Nick and Margaret: The Trouble with Our Trains is a BBC Two show featuring Nick Hewer and Margaret Mountford, who explore "the sorry state of the British rail network."
The dynamic duo's travels took them to the Wessex Integrated Control Centre, located above the platform entrances at London Waterloo railway station, manned 24 hours a day by teams of controllers from both South West Trains and Network Rail.
[The] documentary revealed more than it planned this week, exposing the passwords used at a rail control centre.
The article features a frame of the video which shows the complex login credentials taped to an LCD panel of a Windows XP terminal.
One might wonder if overstrict password policy brought this about, except obviously a strict password policy would not allow the password that is stickied to the monitor..
(Score: 1) by tenex on Tuesday May 05 2015, @12:20AM
I really want to believe that 'Password3' suggests that the third password in a generated monthly/weekly/(daily?) password list is to be used at this station.

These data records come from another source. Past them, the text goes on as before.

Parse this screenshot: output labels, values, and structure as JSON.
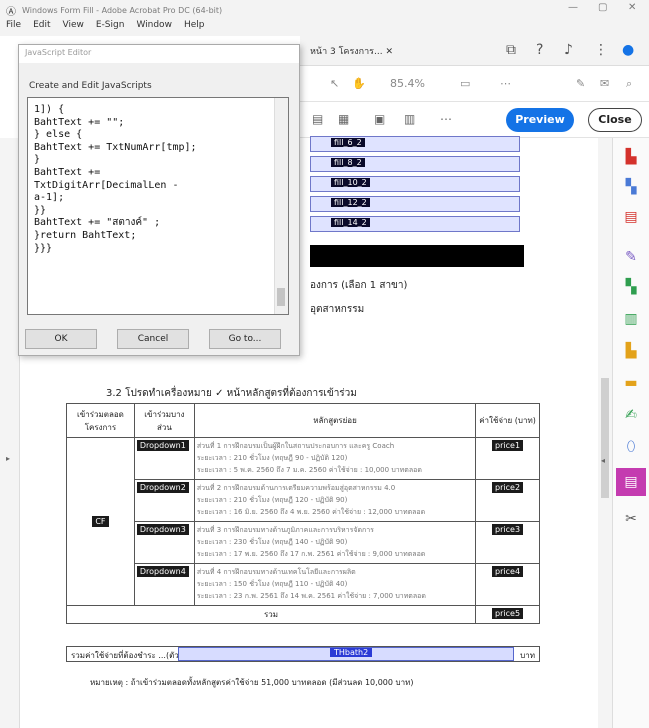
{
  "window": {
    "title": "Windows Form Fill - Adobe Acrobat Pro DC (64-bit)",
    "controls": [
      "—",
      "▢",
      "✕"
    ]
  },
  "menu": [
    "File",
    "Edit",
    "View",
    "E-Sign",
    "Window",
    "Help"
  ],
  "tab": {
    "label": "หน้า 3 โครงการ..."
  },
  "toolbar": {
    "zoom": "85.4%"
  },
  "edit_bar": {
    "preview": "Preview",
    "close": "Close"
  },
  "fields": [
    "fill_6_2",
    "fill_8_2",
    "fill_10_2",
    "fill_12_2",
    "fill_14_2"
  ],
  "doc_text": {
    "line1": "องการ (เลือก 1 สาขา)",
    "line2": "อุตสาหกรรม",
    "heading": "3.2 โปรดทำเครื่องหมาย ✓ หน้าหลักสูตรที่ต้องการเข้าร่วม",
    "footnote": "หมายเหตุ : ถ้าเข้าร่วมตลอดทั้งหลักสูตรค่าใช้จ่าย 51,000 บาทตลอด (มีส่วนลด 10,000 บาท)"
  },
  "dialog": {
    "title": "JavaScript Editor",
    "subtitle": "Create and Edit JavaScripts",
    "code": "1]) {\nBahtText += \"\";\n} else {\nBahtText += TxtNumArr[tmp];\n}\nBahtText +=\nTxtDigitArr[DecimalLen -\na-1];\n}}\nBahtText += \"สตางค์\" ;\n}return BahtText;\n}}}",
    "ok": "OK",
    "cancel": "Cancel",
    "goto": "Go to..."
  },
  "table": {
    "headers": [
      "เข้าร่วมตลอดโครงการ",
      "เข้าร่วมบางส่วน",
      "หลักสูตรย่อย",
      "ค่าใช้จ่าย (บาท)"
    ],
    "full_checkbox": "CF",
    "rows": [
      {
        "dropdown": "Dropdown1",
        "title": "ส่วนที่ 1 การฝึกอบรมเป็นผู้ฝึกในสถานประกอบการ และครู Coach",
        "detail1": "ระยะเวลา : 210 ชั่วโมง (ทฤษฎี 90 - ปฏิบัติ 120)",
        "detail2": "ระยะเวลา : 5 พ.ค. 2560 ถึง 7 ม.ค. 2560 ค่าใช้จ่าย : 10,000 บาทตลอด",
        "price": "price1"
      },
      {
        "dropdown": "Dropdown2",
        "title": "ส่วนที่ 2 การฝึกอบรมด้านการเตรียมความพร้อมสู่อุตสาหกรรม 4.0",
        "detail1": "ระยะเวลา : 210 ชั่วโมง (ทฤษฎี 120 - ปฏิบัติ 90)",
        "detail2": "ระยะเวลา : 16 มิ.ย. 2560 ถึง 4 พ.ย. 2560 ค่าใช้จ่าย : 12,000 บาทตลอด",
        "price": "price2"
      },
      {
        "dropdown": "Dropdown3",
        "title": "ส่วนที่ 3 การฝึกอบรมทางด้านภูมิภาคและการบริหารจัดการ",
        "detail1": "ระยะเวลา : 230 ชั่วโมง (ทฤษฎี 140 - ปฏิบัติ 90)",
        "detail2": "ระยะเวลา : 17 พ.ย. 2560 ถึง 17 ก.พ. 2561 ค่าใช้จ่าย : 9,000 บาทตลอด",
        "price": "price3"
      },
      {
        "dropdown": "Dropdown4",
        "title": "ส่วนที่ 4 การฝึกอบรมทางด้านเทคโนโลยีและการผลิต",
        "detail1": "ระยะเวลา : 150 ชั่วโมง (ทฤษฎี 110 - ปฏิบัติ 40)",
        "detail2": "ระยะเวลา : 23 ก.พ. 2561 ถึง 14 พ.ค. 2561 ค่าใช้จ่าย : 7,000 บาทตลอด",
        "price": "price4"
      }
    ],
    "total_label": "รวม",
    "total_price": "price5",
    "sum_label": "รวมค่าใช้จ่ายที่ต้องชำระ ...(ตัวหนังสือ)...",
    "thbath": "THbath2",
    "baht": "บาท"
  }
}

Seriously, no one uses 'Password[n]' as a password.
==> dave
(Score: 0) by Anonymous Coward on Tuesday May 05 2015, @12:41AM
I do, at work, because the password policies are silly and annoying.
Actually mine is currently: Password2
(Score: 2, Funny) by Anonymous Coward on Tuesday May 05 2015, @03:50AM
lol, yes. See, when YOU type Password2, it shows to us as *******
(Score: 0) by Anonymous Coward on Tuesday May 05 2015, @12:54AM
It could be the third workstation. First row, far left is password1, next to it has password2, next to that is password3, etc. The publicly accessible computers at my municipal library are set up like that. Thankfully, they are somewhat protected from idiots as when your time expires or runs out, they "reboot" automatically. As an aside, one of my favorite moments was when someone questioned whether they booted "too fast" and that they wasted "his" money; of course, they just restored from a snapshot, but try explaining that one to someone like that.
(Score: 0) by Anonymous Coward on Tuesday May 05 2015, @08:51AM
I'm sure when he complained that the computers reboot "to fast", he didn't mean the actual boot time, but the time between restarts.
(Score: 1, Informative) by Anonymous Coward on Tuesday May 05 2015, @01:29AM
I don't think it really matters that the password is dumb. Did you see the username?
In any case, I don't think we should come down hard on these people. From their point of view, if you're allowed to see that monitor, you're allowed to log in (and, since these are trains, it's probably important to log in reasonably fast in some instances, and people might move around a lot in those buildings, I don't know), so they did nothing wrong.
The fault lies with the idiot who let the cameras film, and did not go through the result frame by frame before giving their ok for the result to be made public.
(Score: 2) by Nuke on Tuesday May 05 2015, @09:00AM
The fault lies with the idiot who let the cameras film, and did not go through the result frame by frame before giving their ok
The media don't let you go through the result frame by frame, same as they don't let you erase anything you said to them. Once it is in the can it is all grist to their mill.
The fault lies withthe idiot who did not go through the office first to remove anything like that.
(Score: 0) by Anonymous Coward on Tuesday May 05 2015, @07:45AM
It's probably a case of "can not reuse the last 3 passwords".